白资2:新中国民营资产阶级。产生于改革开放时期。这个阶级由两部分组成:一部分是“小白资2”,主要依靠自身的努力,经营小商业、小工业和服务业,逐步积累起少量资本。这部分人在数量上占绝大多数,但其资本量在新私人资本总量中的比重很小(据有关资料估计,约占百分之四点五)。政治上没有优势地位,被迫地、或多或少地依附于红资官场权力和大私人资本,在挤压与盘剥之下艰难经营。另一部分是与红资有紧密联系的“大白资2”,利用红资寻租换取价格、税收、金融、房地产、企业改制、对外经贸等方面的特许权,以合法、半合法或非法的手段实行资本积累和资本集中,对公有资本和公众利益进行疯狂的掠夺。这部分人数很少,但占新私人资本总量的极大部分。他们与红资既勾结又有矛盾,依附国际大资产阶级,主张在中国发展新自由主义的经济。上世纪八十年代末,借反“官倒”的自发群众运动制造了共和国第二次广场暴乱,九十年代得到迅速发展,滥用国家资源,毁坏自然环境,残酷剥削劳工,肆意制造工难,荣膺“社会主义事业建设者”称号,并被允许加入共产党。在红资的默许与袒护下,公开提出反共反社会主义的政治诉求。





四、毛泽东时代的社会性质



试问:第一个把战俘留下来当作奴隶役使的部落酋长,是否知道自己开创了人类的文明史?商鞅在变法之际,是否明白自己正在奠定中国封建社会的基业?攻占巴士底狱的人们,是否确定自己进行的是“资产阶级革命”?



当局者迷。身处新社会发轫期的人们,往往对那个时代的社会性质说不清楚,即便最杰出的人物也难例外。



根据历史唯物主义的基本原理:“每一时代主要的经济生产方式与交换方式以及必然由此产生的社会结构,是该时代政治的和精神的历史所赖以确立的基础,并且只有从这一基础出发,这一历史才能得到说明。”(恩格斯:《共产党宣言》1888年英文版序言,马恩选集第一卷第237页)



毛主席在说到那个时代的社会属性时,通常采用总括的方式,加上“总而言之”一类前缀词。这是因为,研究具体的社会结构、形态、趋向以及各种矛盾关系问题,需要更长期的生活实践和更宽阔的历史视野,需要收集大量资料,从对经济基础的分析开始,循序渐进,才能得出科学的结论。

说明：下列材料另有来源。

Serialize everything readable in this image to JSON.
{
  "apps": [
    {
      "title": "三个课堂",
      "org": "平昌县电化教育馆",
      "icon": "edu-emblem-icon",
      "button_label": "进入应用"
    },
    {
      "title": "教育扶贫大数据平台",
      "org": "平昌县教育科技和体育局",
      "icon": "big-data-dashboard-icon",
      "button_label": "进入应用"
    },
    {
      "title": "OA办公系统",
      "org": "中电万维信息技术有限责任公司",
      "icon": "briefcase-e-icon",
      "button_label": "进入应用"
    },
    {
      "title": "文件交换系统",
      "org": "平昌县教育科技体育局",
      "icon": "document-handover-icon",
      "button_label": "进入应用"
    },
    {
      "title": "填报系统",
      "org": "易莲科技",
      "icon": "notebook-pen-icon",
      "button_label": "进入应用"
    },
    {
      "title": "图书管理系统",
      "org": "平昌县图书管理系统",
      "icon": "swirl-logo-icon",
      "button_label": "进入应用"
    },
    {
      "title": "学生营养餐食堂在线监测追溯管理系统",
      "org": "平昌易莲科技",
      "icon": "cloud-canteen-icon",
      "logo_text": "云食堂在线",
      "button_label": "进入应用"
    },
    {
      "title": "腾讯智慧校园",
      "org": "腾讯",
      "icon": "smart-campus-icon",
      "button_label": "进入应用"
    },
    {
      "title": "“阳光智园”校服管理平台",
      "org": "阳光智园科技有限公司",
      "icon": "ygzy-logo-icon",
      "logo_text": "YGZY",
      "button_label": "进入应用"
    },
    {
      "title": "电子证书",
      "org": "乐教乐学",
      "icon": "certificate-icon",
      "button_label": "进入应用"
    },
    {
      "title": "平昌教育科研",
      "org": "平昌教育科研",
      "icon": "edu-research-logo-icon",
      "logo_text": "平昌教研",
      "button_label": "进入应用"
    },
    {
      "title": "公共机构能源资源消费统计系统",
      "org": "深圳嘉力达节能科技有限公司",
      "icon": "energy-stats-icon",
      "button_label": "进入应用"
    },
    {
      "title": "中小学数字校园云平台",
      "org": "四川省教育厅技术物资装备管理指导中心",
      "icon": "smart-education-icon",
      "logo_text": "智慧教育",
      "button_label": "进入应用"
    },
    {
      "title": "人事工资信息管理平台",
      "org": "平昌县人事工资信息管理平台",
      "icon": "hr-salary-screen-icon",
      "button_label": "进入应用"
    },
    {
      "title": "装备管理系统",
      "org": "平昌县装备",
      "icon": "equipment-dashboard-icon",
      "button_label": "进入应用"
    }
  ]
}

直到文革的第八年,81岁的毛主席在会见外宾时,才把他的结论公布于世。他说:“总而言之,中国属于社会主义国家,解放前跟资本主义差不多。现在还实行八级工资制,按劳分配,货币交换,这些跟旧社会没有多少差别。所不同的是所有制变更了”。这段话,是他对那个时代社会性质的最新结论,也是他留给后人的最珍贵的遗产,从中可以解读出建国以来所有社会运动的全部秘密。遗憾的是,人们至今未予足够的重视。



在此以前毛主席还没有这样的见解,而在说了这番话之后不久他就去世了。他未能对这个最新观点作进一步的阐述,只是给我们指明了走进那座迷宫的大门,并交给我们这把钥匙。通过它,我们今天可以得出一些结论:



“八级工资制”——说明劳动力仍具价值形态。这体现一种新的雇佣关系:国家或者集体作为雇主一方,劳动者个人作为受雇一方。而国家或者集体不过是劳动者的联合体,所以这种制度又是劳动者们“自己雇佣自己”的方式。

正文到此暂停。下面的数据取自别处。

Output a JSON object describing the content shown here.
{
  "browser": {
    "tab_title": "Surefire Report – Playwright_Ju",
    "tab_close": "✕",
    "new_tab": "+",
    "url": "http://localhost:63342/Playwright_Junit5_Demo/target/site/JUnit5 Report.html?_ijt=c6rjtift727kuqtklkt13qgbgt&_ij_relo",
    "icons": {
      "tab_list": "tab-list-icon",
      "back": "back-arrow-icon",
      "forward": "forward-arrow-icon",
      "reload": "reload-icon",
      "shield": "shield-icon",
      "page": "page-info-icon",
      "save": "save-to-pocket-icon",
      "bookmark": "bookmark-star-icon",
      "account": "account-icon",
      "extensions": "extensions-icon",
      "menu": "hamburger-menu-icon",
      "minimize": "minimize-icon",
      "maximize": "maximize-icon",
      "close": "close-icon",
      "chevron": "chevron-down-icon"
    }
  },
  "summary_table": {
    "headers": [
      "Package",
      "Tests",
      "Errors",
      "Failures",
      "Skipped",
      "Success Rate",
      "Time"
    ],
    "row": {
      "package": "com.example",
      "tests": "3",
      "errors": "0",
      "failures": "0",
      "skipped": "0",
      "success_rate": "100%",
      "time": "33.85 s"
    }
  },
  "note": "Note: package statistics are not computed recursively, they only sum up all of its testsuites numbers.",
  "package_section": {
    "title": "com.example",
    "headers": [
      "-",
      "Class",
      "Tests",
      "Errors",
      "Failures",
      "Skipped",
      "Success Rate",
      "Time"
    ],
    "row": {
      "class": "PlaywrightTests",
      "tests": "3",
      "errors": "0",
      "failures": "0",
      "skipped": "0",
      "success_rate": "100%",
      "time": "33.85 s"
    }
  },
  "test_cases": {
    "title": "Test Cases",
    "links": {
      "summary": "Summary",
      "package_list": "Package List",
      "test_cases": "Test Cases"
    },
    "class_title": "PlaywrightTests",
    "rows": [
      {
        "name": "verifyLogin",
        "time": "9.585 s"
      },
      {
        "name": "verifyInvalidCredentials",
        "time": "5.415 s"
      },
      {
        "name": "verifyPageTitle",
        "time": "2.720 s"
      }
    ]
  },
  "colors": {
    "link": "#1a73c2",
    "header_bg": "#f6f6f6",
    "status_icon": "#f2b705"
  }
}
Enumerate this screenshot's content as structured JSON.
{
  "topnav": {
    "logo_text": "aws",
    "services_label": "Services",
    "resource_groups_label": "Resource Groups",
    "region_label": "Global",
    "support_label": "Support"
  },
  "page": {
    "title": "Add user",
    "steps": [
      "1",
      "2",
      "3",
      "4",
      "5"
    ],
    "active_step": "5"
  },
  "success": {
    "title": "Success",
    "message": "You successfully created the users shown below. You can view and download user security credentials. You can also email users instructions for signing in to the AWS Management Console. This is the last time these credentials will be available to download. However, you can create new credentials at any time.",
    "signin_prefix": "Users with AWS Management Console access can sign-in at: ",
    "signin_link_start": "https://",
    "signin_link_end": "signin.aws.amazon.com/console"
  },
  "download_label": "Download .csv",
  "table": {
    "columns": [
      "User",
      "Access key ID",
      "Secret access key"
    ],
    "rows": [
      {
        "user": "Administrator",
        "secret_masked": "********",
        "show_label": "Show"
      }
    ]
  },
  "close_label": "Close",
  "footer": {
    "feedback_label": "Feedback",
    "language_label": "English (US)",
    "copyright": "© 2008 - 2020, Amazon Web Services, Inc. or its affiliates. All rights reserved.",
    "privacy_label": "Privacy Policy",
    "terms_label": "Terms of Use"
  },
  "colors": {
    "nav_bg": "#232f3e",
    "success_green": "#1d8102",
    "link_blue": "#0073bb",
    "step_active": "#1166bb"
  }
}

“按劳分配”——说明生产资料是公有的,没有剥削者,管理者也只是作为代表的劳动者,劳动量和社会必要劳动时间是这种分配的依据。



“货币交换”——承认货币这种一般等价物的功能,即是承认商品生产一般,当然也包括承认特殊商品——生产资料和劳动力——的价值形态:资本。拥有货币就拥有商品索取权,而只要取消所有制方面的限制,也就可以拥有资本占有权。



“这些跟旧社会没有多少差别”——这句话是对以上关于劳动、分配、交换等概念的总规定:“跟资本主义差不多”,它们都带有资本形态经济的特征。据此,我们不难推定他没有提到的那个敏感的概念——利润或剩余价值形态——自然也是存在的。



“所不同的是所有制变更了”——没有资本家了,生产资料和全部产品都属于劳动者所有。这一变更改变了社会化生产的性质,即从“以私有制为基础的社会化生产”,发展到“以公有制为基础的社会化生产”。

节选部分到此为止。